Bruno Lafont, Président Directeur Général du groupe Lafarge : Alors, pour nous, si vous voulez, l’activité de la construction dans les pays émergents est liée à l’urbanisation, à des phénomènes démographiques, à des phénomènes de développement économique. Généralement la consommation de ciment croît plus vite que le PNB de ces pays-là, et croît souvent de manière assez autonome. Elle est très diffuse en fait. En Inde, 95 % de nos ventes se font en sac, c’est-à-dire par unité de 50 kg, alors qu’en Europe, vous verriez des camions de 30 t de ciment aller directement se livrer dans des silos. Donc l’activité est très résistante à l’environnement, et en ce moment, on constate que sur toutes les zones de pays émergents, excepté l’Europe centrale qui à mon avis à un potentiel de croissance mais qui en ce moment est pénalisée par l’impact de l’Europe, eh bien vous avez une croissance forte.

Web TV www.labourseetlavie.com : Les États-Unis, on a vu des chiffres plus  « favorables » sur l’immobilier, on a vu en tout cas une certaine stabilisation de ce marché immobilier, est-ce que vous, sur votre activité, vous sentez cette amélioration … on ne parle pas encore de reprise aux États-Unis, on parle de petite croissance ?

Bruno Lafont, Président Directeur Général du groupe Lafarge : Alors, le marché du ciment aux États-Unis est à peu près à la moitié aujourd’hui de ce qu’il était à son pic, ce qui est un reflet de la profondeur de la crise que nous avons vécue et que la construction vit aux États-Unis. Aujourd’hui, nous constatons une reprise du résidentiel, c’est-à-dire une reprise du logement, mais qui est tombé à un niveau tellement bas que l’on est toujours à des niveaux bas, on est passé de 550 000 démarrages de logements neufs à 750-800, ce qui est bien parce que cette fois-ci le redémarrage net, mais les autres segments de la construction, que cela soit les dépenses publiques ou que cela soit certaines dépenses commerciales, et bien celles-là, elles connaissent disons soit une légère baisse, soit une stabilité. En tout cas , l’année a très bien démarré pour des raisons météorologiques essentiellement, et elle continue de manière plus stable, ce qui est à peu près ce que l’on avait prévu. En fait les États-Unis devraient connaître une remontée pour moi plutôt graduelle.

Web TV www.labourseetlavie.com : Du côté de l’actualité des entreprises, on a beaucoup parlé de compétitivité au cours des derniers mois, on a vu même des grands patrons écrire au Président, est-ce que les dirigeants d’entreprise n’ont pas, peut-être, trop parler de compétitivité et pas assez d’innovation ?

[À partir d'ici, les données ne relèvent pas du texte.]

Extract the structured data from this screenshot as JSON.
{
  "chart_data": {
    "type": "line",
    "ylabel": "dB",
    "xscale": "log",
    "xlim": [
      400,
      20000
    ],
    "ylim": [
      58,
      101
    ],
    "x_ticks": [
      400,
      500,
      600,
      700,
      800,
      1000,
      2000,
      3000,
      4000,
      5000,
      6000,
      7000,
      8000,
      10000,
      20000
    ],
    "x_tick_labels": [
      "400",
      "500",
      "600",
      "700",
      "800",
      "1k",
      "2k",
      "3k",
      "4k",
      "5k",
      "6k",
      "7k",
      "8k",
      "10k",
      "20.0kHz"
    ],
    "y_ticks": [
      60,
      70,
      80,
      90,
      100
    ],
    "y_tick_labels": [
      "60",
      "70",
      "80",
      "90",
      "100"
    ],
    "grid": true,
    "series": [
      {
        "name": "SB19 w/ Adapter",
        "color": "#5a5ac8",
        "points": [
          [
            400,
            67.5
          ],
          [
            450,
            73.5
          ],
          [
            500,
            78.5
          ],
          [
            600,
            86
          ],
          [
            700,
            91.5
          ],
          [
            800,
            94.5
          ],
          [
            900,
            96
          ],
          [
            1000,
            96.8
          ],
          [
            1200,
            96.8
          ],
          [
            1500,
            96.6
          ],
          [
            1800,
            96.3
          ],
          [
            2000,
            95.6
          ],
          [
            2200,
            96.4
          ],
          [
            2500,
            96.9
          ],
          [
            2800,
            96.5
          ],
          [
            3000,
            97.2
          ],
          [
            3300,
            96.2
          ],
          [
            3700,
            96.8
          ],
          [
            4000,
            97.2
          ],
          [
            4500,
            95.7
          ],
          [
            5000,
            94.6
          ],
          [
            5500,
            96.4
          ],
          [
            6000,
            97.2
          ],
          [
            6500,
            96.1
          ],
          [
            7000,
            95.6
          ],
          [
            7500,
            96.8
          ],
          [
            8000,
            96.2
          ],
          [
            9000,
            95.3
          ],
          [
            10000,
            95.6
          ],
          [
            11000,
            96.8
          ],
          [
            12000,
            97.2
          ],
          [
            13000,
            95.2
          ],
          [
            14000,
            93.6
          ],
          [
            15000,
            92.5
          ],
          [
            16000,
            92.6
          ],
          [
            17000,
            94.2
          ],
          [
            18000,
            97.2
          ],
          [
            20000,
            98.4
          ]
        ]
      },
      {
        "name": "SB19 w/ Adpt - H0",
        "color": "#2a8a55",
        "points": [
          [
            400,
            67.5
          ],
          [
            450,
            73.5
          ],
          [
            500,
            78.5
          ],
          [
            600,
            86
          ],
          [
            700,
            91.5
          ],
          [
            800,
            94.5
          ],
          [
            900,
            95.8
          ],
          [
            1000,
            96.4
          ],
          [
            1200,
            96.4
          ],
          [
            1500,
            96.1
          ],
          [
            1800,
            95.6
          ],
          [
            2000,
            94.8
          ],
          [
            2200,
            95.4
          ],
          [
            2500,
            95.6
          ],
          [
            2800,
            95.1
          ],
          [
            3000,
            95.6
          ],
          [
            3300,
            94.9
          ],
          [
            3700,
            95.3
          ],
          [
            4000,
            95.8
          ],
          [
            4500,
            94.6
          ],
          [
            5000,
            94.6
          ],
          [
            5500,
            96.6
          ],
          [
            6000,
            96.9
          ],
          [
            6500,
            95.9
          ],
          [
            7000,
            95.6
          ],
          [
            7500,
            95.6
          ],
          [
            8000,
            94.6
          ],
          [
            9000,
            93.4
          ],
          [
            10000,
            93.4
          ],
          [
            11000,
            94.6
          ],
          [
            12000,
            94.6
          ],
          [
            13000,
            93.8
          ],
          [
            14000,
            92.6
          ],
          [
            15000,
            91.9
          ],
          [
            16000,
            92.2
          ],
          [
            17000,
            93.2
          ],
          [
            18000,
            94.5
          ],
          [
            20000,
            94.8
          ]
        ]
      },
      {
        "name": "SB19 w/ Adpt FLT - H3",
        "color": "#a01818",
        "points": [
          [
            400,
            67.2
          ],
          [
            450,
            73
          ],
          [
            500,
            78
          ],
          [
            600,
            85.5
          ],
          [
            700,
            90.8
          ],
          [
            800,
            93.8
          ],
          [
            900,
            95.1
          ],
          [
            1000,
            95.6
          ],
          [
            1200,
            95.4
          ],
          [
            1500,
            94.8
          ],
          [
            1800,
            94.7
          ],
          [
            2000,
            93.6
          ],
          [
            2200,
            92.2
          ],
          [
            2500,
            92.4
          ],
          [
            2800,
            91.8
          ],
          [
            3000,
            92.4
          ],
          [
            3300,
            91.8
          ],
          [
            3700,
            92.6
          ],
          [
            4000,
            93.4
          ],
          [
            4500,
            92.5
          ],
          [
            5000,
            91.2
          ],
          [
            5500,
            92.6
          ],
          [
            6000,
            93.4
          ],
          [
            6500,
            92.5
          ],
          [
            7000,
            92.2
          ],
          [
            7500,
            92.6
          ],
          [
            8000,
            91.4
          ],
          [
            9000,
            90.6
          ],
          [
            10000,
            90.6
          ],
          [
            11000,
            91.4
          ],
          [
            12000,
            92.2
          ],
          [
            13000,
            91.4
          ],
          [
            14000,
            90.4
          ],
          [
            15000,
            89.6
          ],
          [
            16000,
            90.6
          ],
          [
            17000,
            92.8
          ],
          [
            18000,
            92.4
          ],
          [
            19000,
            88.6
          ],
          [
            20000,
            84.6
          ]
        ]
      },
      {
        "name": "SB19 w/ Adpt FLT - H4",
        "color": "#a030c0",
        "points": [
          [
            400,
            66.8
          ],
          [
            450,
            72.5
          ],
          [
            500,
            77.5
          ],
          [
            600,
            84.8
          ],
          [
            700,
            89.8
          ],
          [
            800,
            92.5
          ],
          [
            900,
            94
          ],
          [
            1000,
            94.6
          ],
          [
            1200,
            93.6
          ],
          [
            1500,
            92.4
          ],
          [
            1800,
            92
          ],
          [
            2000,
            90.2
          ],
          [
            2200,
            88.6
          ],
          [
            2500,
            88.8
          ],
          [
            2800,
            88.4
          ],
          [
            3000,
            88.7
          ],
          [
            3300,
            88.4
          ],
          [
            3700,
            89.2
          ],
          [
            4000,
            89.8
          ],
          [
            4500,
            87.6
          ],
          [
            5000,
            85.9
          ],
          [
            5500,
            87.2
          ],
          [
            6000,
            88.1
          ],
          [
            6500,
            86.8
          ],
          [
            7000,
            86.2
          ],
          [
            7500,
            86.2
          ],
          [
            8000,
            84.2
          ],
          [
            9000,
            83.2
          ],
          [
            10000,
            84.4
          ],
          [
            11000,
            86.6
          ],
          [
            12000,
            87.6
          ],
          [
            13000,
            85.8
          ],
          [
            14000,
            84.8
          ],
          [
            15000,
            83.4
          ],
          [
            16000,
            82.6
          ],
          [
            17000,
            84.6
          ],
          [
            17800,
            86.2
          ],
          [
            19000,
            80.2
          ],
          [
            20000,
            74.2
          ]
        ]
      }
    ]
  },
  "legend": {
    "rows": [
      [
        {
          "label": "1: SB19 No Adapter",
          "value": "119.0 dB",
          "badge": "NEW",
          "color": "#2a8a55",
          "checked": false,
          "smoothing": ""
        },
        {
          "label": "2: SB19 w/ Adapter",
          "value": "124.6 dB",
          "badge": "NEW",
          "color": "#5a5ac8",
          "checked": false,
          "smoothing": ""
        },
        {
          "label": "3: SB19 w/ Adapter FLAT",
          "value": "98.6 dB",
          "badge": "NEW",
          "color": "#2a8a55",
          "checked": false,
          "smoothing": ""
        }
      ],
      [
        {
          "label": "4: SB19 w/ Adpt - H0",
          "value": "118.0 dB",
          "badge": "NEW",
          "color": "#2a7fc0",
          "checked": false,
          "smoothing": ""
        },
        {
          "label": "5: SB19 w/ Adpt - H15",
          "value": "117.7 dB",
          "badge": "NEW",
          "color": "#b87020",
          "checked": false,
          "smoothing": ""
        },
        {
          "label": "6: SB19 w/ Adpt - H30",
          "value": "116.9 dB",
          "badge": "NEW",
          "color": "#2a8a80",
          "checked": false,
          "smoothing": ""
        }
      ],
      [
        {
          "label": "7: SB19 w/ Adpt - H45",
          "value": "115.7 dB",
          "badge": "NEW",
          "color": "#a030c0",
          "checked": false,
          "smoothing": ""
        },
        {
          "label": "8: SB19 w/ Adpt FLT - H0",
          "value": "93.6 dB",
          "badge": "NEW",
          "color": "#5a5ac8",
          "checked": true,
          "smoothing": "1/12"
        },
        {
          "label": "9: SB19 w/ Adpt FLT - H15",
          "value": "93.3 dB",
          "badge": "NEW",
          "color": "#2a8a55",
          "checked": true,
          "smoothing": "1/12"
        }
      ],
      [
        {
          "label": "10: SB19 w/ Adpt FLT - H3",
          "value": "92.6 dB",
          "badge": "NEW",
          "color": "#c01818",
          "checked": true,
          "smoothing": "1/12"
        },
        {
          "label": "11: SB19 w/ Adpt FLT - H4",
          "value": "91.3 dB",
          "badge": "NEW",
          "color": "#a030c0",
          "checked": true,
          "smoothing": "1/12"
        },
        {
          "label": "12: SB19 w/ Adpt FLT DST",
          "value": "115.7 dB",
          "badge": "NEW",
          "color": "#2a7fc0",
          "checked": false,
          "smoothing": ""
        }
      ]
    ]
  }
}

Bruno Lafont, Président Directeur Général du groupe Lafarge : Moi je pense que l’innovation fait partie de la compétitivité. C’est un des volets, mais bien entendu la compétitivité, c’est énormément de choses et le rapport Gallois d’ailleurs, dans sa diversité, montre bien à quel point c’est un ensemble de choses qu’il faut réunir. Ce qui est important, c’est que tout le monde comprenne  que c’est important parce qu’il n’y a pas de richesse dans un pays, et donc rien à partager, si il n’y a pas de création de richesse et s’il n’y a pas d’entreprise et s’il n’y a pas des entreprises qui investissent.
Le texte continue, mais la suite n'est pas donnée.